Saturday 29 October 2011

During the 1950s and 60s, my father lived just two streets away from Alfredo Campoli, and since he played in the LSO for almost all of that period, he came across Alfredo frequently. He never had a good word to say for the violinist. Partly because of Campoli's background (a café violinist who announced he was turning “classical” after 1945 when café orchestras went out of fashion in England) and partly because of what he once termed to me “his pretentiousness”.
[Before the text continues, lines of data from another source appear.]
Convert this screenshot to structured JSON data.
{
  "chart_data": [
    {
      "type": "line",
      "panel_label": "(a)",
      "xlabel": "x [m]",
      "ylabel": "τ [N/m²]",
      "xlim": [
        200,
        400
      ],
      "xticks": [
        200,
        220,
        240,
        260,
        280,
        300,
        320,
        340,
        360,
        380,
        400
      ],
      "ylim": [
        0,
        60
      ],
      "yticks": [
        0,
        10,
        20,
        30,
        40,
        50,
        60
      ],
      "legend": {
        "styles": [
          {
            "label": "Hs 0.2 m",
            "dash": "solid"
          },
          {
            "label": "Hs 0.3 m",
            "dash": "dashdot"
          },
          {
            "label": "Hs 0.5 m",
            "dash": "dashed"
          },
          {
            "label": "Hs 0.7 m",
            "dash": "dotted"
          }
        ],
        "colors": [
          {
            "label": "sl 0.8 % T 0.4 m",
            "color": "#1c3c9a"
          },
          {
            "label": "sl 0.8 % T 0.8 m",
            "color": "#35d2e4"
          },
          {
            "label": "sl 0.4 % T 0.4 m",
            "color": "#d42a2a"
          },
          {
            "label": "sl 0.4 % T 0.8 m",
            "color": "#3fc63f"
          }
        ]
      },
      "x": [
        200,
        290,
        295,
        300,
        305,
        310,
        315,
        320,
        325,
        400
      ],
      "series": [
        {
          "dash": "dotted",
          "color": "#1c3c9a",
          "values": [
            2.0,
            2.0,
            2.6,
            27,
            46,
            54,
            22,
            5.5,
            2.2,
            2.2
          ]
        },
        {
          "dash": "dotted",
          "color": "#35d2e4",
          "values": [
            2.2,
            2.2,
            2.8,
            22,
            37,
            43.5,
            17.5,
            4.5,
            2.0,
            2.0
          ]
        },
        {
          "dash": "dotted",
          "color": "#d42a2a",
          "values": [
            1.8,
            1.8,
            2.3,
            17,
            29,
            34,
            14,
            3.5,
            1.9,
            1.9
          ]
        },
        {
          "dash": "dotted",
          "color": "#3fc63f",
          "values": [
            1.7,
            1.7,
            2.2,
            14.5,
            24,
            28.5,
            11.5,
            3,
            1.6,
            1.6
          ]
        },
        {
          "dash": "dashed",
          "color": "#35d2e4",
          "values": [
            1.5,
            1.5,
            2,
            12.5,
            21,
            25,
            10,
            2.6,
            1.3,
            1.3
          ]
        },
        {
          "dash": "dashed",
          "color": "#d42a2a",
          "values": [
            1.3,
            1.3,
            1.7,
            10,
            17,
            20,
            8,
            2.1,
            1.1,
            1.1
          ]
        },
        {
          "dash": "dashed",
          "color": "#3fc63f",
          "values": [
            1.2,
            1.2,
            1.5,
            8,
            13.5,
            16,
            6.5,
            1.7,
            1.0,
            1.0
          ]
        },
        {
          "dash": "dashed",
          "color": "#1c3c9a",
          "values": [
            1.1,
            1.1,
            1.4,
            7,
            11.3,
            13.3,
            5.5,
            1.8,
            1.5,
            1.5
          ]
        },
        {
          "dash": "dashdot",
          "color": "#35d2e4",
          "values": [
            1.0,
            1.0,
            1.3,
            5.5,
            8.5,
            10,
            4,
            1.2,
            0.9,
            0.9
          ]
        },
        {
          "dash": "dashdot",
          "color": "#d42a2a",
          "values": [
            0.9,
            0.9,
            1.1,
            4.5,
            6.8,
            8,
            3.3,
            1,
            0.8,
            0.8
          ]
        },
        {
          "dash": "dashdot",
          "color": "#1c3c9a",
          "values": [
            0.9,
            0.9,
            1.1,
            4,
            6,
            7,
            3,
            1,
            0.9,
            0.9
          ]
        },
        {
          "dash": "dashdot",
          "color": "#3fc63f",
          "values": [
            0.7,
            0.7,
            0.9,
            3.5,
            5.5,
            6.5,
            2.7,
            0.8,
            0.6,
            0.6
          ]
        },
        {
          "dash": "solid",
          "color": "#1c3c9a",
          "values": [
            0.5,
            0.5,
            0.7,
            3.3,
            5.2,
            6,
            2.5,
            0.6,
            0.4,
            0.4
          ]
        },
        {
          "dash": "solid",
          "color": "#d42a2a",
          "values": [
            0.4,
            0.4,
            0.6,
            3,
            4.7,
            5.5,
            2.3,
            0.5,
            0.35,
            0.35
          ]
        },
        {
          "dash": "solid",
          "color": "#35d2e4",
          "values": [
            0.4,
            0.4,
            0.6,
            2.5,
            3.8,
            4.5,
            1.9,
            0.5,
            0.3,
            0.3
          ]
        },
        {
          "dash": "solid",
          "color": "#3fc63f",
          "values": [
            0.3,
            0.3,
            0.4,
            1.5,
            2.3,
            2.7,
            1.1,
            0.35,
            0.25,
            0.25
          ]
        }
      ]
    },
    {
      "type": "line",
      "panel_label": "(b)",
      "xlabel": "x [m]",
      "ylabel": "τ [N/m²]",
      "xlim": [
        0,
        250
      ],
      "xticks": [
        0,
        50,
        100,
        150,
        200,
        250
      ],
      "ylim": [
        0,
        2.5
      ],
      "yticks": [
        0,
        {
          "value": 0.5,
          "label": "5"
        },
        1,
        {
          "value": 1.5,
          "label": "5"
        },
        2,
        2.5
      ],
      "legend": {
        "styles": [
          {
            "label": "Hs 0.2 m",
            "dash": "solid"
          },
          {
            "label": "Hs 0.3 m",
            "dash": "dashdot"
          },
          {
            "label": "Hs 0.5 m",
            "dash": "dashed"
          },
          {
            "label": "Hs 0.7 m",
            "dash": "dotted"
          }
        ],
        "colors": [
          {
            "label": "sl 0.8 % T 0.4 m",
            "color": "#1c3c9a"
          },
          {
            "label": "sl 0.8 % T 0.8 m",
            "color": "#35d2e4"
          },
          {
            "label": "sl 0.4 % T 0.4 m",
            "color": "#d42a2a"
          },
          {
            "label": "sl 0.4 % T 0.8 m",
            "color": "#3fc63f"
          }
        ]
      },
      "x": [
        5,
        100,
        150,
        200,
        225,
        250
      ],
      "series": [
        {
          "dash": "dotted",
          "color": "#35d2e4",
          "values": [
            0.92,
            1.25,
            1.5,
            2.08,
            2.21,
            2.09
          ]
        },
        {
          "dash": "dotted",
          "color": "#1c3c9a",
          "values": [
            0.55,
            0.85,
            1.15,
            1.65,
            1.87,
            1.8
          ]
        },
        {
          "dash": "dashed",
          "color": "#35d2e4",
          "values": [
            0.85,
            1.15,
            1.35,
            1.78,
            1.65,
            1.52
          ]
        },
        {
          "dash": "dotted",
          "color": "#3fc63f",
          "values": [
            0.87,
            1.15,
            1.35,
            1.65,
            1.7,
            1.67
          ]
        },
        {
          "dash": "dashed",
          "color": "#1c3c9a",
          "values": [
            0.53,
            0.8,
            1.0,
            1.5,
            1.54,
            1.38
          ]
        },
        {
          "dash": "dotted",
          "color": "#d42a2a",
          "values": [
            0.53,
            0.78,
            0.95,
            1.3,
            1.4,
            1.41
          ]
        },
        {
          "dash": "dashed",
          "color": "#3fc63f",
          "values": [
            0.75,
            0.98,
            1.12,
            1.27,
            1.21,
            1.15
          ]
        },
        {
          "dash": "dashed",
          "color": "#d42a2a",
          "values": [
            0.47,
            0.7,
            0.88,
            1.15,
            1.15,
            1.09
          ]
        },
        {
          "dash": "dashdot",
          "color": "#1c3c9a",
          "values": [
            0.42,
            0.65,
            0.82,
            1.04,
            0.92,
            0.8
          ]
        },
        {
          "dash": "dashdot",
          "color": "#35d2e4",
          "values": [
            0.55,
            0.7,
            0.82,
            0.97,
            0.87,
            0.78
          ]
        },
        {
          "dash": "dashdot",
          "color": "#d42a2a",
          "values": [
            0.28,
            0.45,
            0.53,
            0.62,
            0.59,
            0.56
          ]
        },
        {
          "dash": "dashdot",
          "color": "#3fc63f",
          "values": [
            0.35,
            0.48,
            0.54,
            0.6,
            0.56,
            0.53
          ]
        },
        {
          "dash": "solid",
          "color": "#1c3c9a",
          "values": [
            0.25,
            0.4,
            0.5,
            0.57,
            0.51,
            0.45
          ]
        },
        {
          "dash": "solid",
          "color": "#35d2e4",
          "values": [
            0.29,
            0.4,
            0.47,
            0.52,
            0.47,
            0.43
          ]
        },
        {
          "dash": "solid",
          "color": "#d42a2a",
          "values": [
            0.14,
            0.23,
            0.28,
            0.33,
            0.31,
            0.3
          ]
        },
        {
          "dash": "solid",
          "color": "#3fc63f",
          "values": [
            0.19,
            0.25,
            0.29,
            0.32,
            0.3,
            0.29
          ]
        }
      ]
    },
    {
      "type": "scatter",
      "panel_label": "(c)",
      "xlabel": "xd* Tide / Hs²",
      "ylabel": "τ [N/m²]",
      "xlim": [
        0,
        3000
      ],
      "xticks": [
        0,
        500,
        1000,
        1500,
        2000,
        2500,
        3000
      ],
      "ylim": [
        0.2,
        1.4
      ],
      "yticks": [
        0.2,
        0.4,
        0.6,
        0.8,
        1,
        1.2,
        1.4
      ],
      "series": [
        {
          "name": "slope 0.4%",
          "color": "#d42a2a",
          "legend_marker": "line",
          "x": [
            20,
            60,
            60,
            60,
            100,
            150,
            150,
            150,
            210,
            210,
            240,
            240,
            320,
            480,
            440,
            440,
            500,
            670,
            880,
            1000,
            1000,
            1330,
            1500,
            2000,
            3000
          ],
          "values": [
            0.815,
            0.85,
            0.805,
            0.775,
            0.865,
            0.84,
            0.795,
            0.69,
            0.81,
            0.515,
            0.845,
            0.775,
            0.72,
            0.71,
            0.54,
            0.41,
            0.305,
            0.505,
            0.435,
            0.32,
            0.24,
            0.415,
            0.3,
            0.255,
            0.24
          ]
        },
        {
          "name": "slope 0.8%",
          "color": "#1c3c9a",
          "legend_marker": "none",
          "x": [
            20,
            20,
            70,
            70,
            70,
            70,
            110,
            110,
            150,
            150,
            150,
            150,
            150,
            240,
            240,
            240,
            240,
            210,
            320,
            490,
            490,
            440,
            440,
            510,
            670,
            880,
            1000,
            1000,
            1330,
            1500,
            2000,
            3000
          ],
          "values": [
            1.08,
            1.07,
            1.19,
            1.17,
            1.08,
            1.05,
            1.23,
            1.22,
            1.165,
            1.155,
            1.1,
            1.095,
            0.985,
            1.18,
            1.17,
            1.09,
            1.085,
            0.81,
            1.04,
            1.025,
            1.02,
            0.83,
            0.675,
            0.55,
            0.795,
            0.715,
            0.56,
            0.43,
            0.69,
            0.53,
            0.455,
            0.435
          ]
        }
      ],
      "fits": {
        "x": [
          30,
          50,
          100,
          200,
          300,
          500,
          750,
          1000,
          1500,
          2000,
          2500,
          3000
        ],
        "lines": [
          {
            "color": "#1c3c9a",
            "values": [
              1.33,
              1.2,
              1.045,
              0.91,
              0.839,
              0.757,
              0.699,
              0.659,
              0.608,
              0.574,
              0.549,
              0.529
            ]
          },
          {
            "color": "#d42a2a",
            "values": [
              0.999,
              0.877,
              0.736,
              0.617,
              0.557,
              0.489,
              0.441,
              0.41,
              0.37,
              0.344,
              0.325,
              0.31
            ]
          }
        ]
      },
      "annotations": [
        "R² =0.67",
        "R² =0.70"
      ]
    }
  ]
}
Being the son of my father, I imbibed this prejudice. And listening again this evening to Fat Alfredo playing the Elgar violin concerto, I concede that my father was right. Alfredo was not a violinist of stature. The Elgar violin concerto (1954, with Adrian Boult) features ever-so-sweet violin playing, a bit like eating a meal of sweet courses where even the ham is braised in honey, the whole accompanied by a sweet white wine. When the music is sentimental, Alfredo wows it like a cheap Italian tenor from a minor Italian opera house. The 1954 recording is one of those mono recordings where the orchestra has three microphones (or whatever) and the soloist a microphone all to himself; the effect is almost as if Alfredo had been dubbed on afterwards. We have here an Anglo-Italian version of the Israeli Itzhak Perlman and I don't like it, just as I don't care for Perlman. Bring on the unlikely duo of Albert Sammons and Thomas Zehetmair (for the Elgar violin concerto).

3 comments:

Lee said...

Poor technique in the Elgar VC (3rd mvt from 8.00 to 8.30 - double stopping was very "if-fy"). His best piece was Mendelssohn VC with Boult on Beulah.

Harry Collier said...

Personally, I am mainly tolerant of the occasional technical fluff. I am much more worried by balance, and performance.

Lee said...

I am with you on the Sammons version as No 1 for Elgar. I have not bought the Zehetmair - yet!